Ironically, in my career as a pilot, an occasional slip-of-the-tongue by one of my more colorful colleagues was often followed by a sincere apology, as if his words were an offense to my well-known religious sensibilities. While I never wore my faith on my sleeve, neither did I hide my beliefs or the lifestyle choices which accompanied them. Nonetheless, my more sensitive fellow pilots reckoned that my “Christian” ears were not fit to hear the occasional blasphemy uttered by accident.

The unfortunate myth that surrounds my colleagues’ concern for my sensitive ears is that Christians are “nice” people who “do not cuss, or chew, or go out with girls who do.” In the minds of many non-Christians (and some believers), niceness has come to represent the essence of Christianity. As Rodney Clapp recounts in his book “Peculiar People,” he was raised to believe that Christians are those folks who are “nice to the postman.” Lots of Christians reinforce that image of niceness each Sunday as they faithfully dress in their Sunday best – and tell their children to behave because they’re “in church.” Niceness is actually a lot easier than the gospel alternative.

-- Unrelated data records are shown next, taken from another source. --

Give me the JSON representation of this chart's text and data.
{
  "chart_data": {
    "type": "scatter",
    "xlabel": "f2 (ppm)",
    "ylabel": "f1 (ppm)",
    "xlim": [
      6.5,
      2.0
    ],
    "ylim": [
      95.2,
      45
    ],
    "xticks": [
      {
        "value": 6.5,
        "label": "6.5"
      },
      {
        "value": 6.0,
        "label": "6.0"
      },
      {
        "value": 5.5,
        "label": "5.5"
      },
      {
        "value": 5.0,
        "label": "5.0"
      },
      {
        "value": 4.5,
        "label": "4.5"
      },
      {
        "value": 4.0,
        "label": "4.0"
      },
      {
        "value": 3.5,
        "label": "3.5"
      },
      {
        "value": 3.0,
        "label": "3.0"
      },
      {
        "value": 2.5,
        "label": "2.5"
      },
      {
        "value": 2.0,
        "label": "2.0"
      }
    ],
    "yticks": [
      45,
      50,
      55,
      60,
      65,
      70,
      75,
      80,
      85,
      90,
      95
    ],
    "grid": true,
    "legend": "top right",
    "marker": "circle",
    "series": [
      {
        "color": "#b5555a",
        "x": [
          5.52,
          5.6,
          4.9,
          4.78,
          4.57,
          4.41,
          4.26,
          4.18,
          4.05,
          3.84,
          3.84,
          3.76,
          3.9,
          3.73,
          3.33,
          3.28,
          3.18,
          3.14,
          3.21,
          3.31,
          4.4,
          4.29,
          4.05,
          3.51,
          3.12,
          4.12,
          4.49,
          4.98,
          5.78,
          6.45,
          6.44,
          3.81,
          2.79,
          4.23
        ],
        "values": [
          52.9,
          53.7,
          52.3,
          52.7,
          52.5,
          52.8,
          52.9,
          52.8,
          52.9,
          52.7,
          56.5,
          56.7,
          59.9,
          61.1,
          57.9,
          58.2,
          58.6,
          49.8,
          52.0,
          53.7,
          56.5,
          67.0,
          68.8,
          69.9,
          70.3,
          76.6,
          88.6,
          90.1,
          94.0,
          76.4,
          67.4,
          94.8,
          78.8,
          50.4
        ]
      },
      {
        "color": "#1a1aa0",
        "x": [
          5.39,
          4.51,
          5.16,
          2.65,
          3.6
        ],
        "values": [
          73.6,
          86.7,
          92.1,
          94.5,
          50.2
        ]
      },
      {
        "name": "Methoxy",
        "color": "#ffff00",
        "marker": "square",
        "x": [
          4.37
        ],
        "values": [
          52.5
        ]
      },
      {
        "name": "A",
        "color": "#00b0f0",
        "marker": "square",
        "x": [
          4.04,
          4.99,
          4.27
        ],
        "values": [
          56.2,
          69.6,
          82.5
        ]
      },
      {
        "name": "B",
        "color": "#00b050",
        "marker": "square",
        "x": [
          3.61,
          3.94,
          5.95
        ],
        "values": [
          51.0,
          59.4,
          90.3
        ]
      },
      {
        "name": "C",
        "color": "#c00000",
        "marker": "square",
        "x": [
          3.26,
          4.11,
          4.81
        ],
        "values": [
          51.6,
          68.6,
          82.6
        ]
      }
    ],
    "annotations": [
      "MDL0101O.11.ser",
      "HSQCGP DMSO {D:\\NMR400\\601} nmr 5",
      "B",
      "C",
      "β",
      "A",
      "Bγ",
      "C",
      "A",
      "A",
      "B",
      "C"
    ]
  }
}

I suspect that the world, and the deceiver, are quite content for us to keep on being “nice.” Niceness, it turns out, might be the first-cousin of harmlessness. The gospel that Jesus preached is far from harmless – the coming of God’s Reign invites us to some hard choices: will we continue to participate in the destructive and demeaning waywardness of the world, or will we join the journey of righteousness, justice and peace that God is inaugurating? If we think that gospel-love is “being nice to one another,” we might be tempted to gloss over the real tragedies of the world – something like putting a band-aid on a gaping wound. The gospel of Jesus addresses, and begins to genuinely heal, the real brokenness of the world, and Jesus invites us to join him in this task. I’ll ask Jesus to forgive my occasional fowl word, but I suspect he’s got bigger fish to fry than that.